23131 Debenedictis

Discovery
- Discovered by: LINEAR
- Discovery site: Lincoln Lab ETS
- Discovery date: 5 January 2000

Designations
- Named after: Erika Alden DeBenedictis (ISEF awardee)
- Alternative designations: 2000 AS_{128} · 1955 SF_{2} 1955 UE · 1997 EY_{49} 1998 MM_{31}
- Minor planet category: main-belt · (inner) background

Orbital characteristics
- Epoch 4 September 2017 (JD 2458000.5)
- Uncertainty parameter 0
- Observation arc: 61.52 yr (22,470 days)
- Aphelion: 2.6138 AU
- Perihelion: 1.8541 AU
- Semi-major axis: 2.2339 AU
- Eccentricity: 0.1700
- Orbital period (sidereal): 3.34 yr (1,220 days)
- Mean anomaly: 180.07°
- Mean motion: 0° 17^{m} 42.72^{s} / day
- Inclination: 2.1981°
- Longitude of ascending node: 285.53°
- Argument of perihelion: 111.40°

Physical characteristics
- Mean diameter: 3.853±0.093 km
- Geometric albedo: 0.249±0.041
- Absolute magnitude (H): 14.4

= 23131 Debenedictis =

Asteroid

23131 Debenedictis (provisional designation ') is a bright background asteroid from the inner region of the asteroid belt, approximately 4 kilometers in diameter. It was discovered on 5 January 2000, by astronomers of the LINEAR program at the Lincoln Laboratory's Experimental Test Site near Socorro, New Mexico, United States. The asteroid was named for 2007-ISEF awardee Erika Alden DeBenedictis.

== Orbit and classification ==
Debenedictis is a non-family from the main belt's background population. It orbits the Sun in the inner asteroid belt at a distance of 1.9–2.6 AU once every 3 years and 4 months (1,220 days; semi-major axis of 2.23 AU). Its orbit has an eccentricity of 0.17 and an inclination of 2° with respect to the ecliptic.

The body's observation arc begins with its first observations as at Heidelberg Observatory in September 1955, or more than 44 years prior to its official discovery observation at Socorro.

== Physical characteristics ==
Based on the asteroid's geometric albedo of 0.249, it is possibly a stony S-type asteroid.

=== Rotation period ===
As of 2018, no rotational lightcurve of Debenedictis has been obtained from photometric observations. The body's rotation period, pole and shape remain unknown.
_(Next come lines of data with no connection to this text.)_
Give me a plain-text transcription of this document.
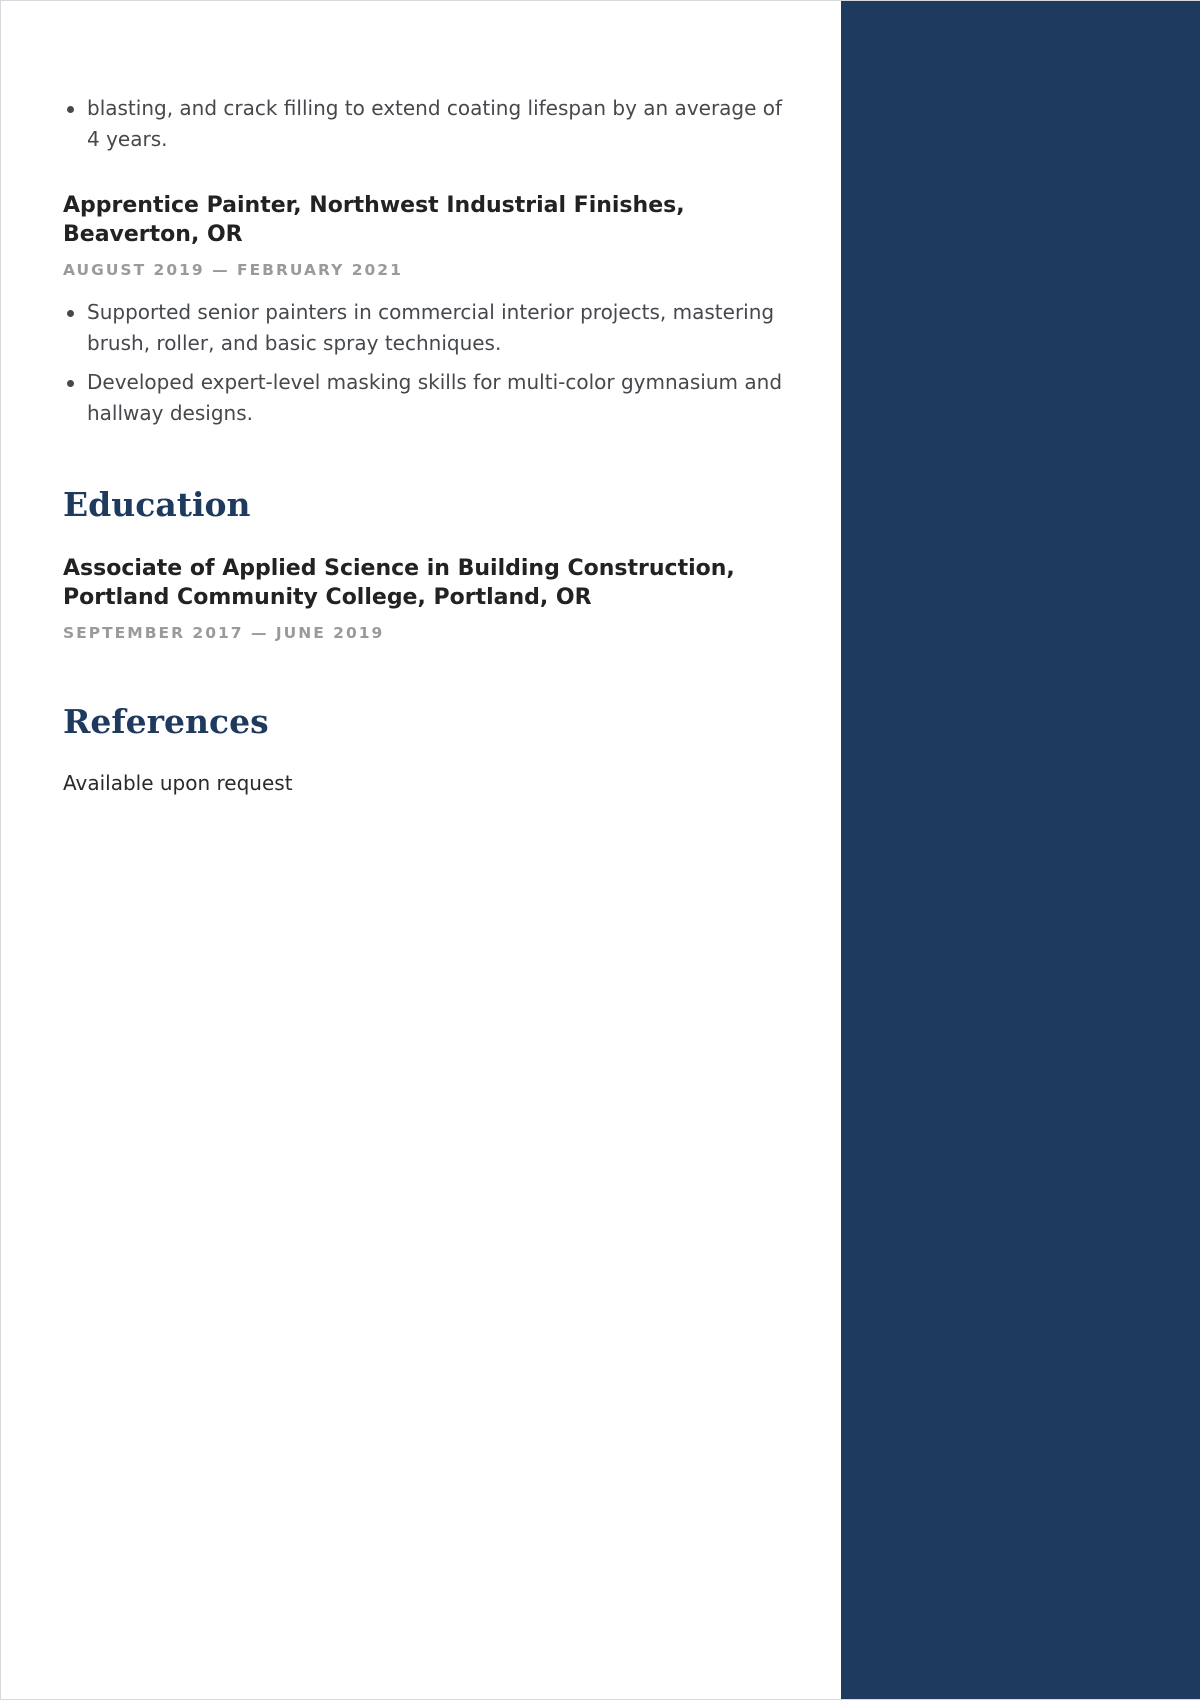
blasting, and crack filling to extend coating lifespan by an average of 4 years.
Apprentice Painter, Northwest Industrial Finishes, Beaverton, OR
AUGUST 2019 — FEBRUARY 2021
Supported senior painters in commercial interior projects, mastering brush, roller, and basic spray techniques.
Developed expert-level masking skills for multi-color gymnasium and hallway designs.
Education
Associate of Applied Science in Building Construction, Portland Community College, Portland, OR
SEPTEMBER 2017 — JUNE 2019
References

Available upon request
=== Diameter and albedo ===
According to the survey carried out by the NEOWISE mission of NASA's Wide-field Infrared Survey Explorer, Debenedictis measures 3.853 kilometers in diameter and its surface has an albedo of 0.249.

== Naming ==
This minor planet was named after American 2007-ISEF awardee Erika Alden DeBenedictis (born 1992) for her computer science project. She attended the Saint Pius X High School, Albuquerque, New Mexico, United States. The official naming citation was published by the Minor Planet Center on 28 August 2007 (M.P.C. 60501).
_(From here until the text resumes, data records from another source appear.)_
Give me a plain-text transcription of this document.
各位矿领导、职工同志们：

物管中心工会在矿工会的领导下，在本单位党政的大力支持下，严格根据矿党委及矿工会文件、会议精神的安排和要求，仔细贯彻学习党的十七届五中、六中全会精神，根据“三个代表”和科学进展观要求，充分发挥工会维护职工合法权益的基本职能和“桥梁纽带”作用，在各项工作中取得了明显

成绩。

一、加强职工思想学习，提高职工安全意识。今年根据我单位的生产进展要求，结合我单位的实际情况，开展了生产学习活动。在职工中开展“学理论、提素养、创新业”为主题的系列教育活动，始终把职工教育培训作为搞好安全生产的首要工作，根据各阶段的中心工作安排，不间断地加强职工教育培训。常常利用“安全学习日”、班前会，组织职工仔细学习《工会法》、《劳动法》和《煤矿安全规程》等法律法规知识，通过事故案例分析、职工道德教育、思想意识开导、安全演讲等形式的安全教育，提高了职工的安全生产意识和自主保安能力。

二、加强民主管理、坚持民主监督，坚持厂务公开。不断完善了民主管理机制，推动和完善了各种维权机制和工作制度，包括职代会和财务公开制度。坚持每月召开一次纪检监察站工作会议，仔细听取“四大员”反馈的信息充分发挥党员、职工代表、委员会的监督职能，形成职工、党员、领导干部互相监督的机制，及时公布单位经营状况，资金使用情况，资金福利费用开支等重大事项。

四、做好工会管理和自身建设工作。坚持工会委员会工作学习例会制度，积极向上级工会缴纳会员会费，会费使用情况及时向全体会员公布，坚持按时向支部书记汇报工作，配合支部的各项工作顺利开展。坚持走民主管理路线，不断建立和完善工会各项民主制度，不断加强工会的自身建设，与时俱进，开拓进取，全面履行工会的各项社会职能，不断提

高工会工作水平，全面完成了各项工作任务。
In 2008, she further became connected to asteroids when she attended the Summer Science Program, which teaches astronomy through a curriculum based on asteroid observations and orbital calculations. At the program in Socorro, New Mexico, just a short distance from where the asteroid was discovered, she had the opportunity to observe her namesake.

She became a research assistant at MIT, where she contributed to a number of papers including Daisy-chain gene drives for the alteration of local populations. As of 2025 she runs the Biodesign Laboratory at the Francis Crick Institute.